He forgot where he was and dozed off. But suddenly the bus had stopped. “There!” said the driver in English, pointing out the window on the other end of the dashboard. But the salt-rimed glass was impossible to see through with late-afternoon sun crashing into it. Laks got up, pulled his bag and his stick down from the overhead luggage rack, and walked down the bus’s side stairway until his feet were on solid ground: bouldery dirt, streaked with white salt.
A rock about the size of an egg came bouncing and tumbling across the ground toward him, as if in greeting, and came to rest a couple of meters away from his foot. Odd. Laks turned in the direction from which it had flown and looked across fifty meters of open ground into the People’s Republic of China.
The Bonking Heads were standing there, drawn up in a sort of battle line, flanked by their goggle-wearing, drone-piloting streamers, picking up rocks and desultorily throwing them. But the bus driver had been wise enough to stop just out of range, to spare his windows.
In homage to a late-twentieth-century rock group, the Bonking Heads wore black dress suits over their voluminous down-stuffed under-layers. The suits were tailored after normal business attire but comically oversized to make room for all that insulation. They were neatly accessorized with white shirts and narrow black neckties. Having perceived the futility of throwing rocks from this distance, they were now just brandishing sticks and shouting imprecations. Some of them were striking wide-based martial stances that Laks vaguely recognized as characteristic of northern kung fu styles. They would be able to develop a lot of power, but their legs were vulnerable. Others of the Bonking Heads seemed to have noticed his turban, for they had begun prancing around in what was apparently meant as a cruel parody of gatka footwork. At a glance, he thought there were maybe four of those preening stick fighters, flanked by a total of half a dozen or so rockers.
Buzzing, whining noises to either side made Laks aware that he was being filmed in high-resolution video from two different camera angles. But Pippa wasn’t even out of the bus yet. Their
abrupt arrival had caught them all flat-footed. These were drones that had been sent out by the Bonking Heads to capture B-roll of their opponents. They seemed to have two streamers, flanked way out to the sides and a little behind the line, as if to emphasize their non-combatant status.

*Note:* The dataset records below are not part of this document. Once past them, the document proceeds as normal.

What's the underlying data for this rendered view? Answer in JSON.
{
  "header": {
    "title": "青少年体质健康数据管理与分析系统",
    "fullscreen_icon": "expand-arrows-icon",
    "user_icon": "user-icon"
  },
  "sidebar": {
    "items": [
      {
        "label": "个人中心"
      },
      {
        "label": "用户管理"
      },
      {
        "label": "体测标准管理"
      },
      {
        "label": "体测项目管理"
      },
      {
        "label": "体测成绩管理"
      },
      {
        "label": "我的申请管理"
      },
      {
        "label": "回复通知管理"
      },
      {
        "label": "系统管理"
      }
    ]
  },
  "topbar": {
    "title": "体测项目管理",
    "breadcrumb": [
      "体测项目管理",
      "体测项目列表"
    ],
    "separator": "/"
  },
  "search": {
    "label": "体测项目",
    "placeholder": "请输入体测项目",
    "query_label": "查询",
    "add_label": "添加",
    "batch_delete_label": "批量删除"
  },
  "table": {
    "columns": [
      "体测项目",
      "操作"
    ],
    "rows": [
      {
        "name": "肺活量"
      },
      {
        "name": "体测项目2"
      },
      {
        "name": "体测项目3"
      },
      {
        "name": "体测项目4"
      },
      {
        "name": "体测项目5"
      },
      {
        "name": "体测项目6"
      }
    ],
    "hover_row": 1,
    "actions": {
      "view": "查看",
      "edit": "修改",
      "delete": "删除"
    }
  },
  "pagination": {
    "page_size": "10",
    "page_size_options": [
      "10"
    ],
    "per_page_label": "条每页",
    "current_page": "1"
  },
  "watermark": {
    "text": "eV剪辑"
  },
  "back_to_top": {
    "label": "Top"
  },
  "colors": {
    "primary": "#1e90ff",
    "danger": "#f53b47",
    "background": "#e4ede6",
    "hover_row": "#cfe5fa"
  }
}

And what were these streamers seeing in the feeds in their goggles? Laks, in a motley collection of observant Sikh and granola-munching backpacker togs. Sam and Jay, looking a bit more pulled together in their football supporters’ regalia—the closest that anyone in the Fellowship had to a snazzy uniform, yet sadly down-market compared to the Bonking Heads’。 Ravi came sleepily and clumsily out of the bus unlimbering his cricket bat, wearing a hideous purple sweater that his mother had knitted for him.
Still transfixed by that, Laks heard shouting, and turned to see Sam and Jay sprinting directly toward the Bonking Heads, sticks held high.
While not a good idea tactically, the frontal assault of the Englishmen did have the good effect of causing the remainder of the Fellowship to pile out of the bus as if it were on fire. The usually even-tempered Pippa was spitting nails over having been caught unprepared. She was already filming with her phone as she rattled down the bus’s stair. Once she got clear and established her bearings, she reached into her coat pocket, pulled out a video drone, and tossed it straight up into the air. It turned itself on, unfolded its rotors, and hovered in place. Bella came out of the bus pulling what looked like ski goggles down over her eyes, then stuffed her bare hands into warm pockets where it could be guessed control devices were to be found. The drone, reacting to her touch, began to dart this way and that. She got a vacant look on the portion of her face that was still visible and began to turn her head to focus on things no one else could see. Either she was having a schizophrenic break or the goggles had established a three-dimensional video link to the drone.
Laks turned around to see how Sam and Jay were getting on. They weren’t. They were just kneeling on the ground, hunched
forward, rib cages heaving. They’d made it perhaps two-thirds of the distance to the Bonking Heads’ position before it had occurred to them that they had no oxygen. Stopped in the open, gasping for breath, they had become target practice for the rockers, and pretty easy targets at that.
“We must go help them!” Gopinder exclaimed, and took a step forward, but Laks reached out and put a restraining hand on his arm. “We’ll end up just like them.” He looked around and picked out his bag and Gopinder’s, lying on the ground where the bus driver had just flung them. The bus’s rear wheels spat rocks as it pulled forward and veered off. “Get your dhal. Move slow and breathe fast, bhai.”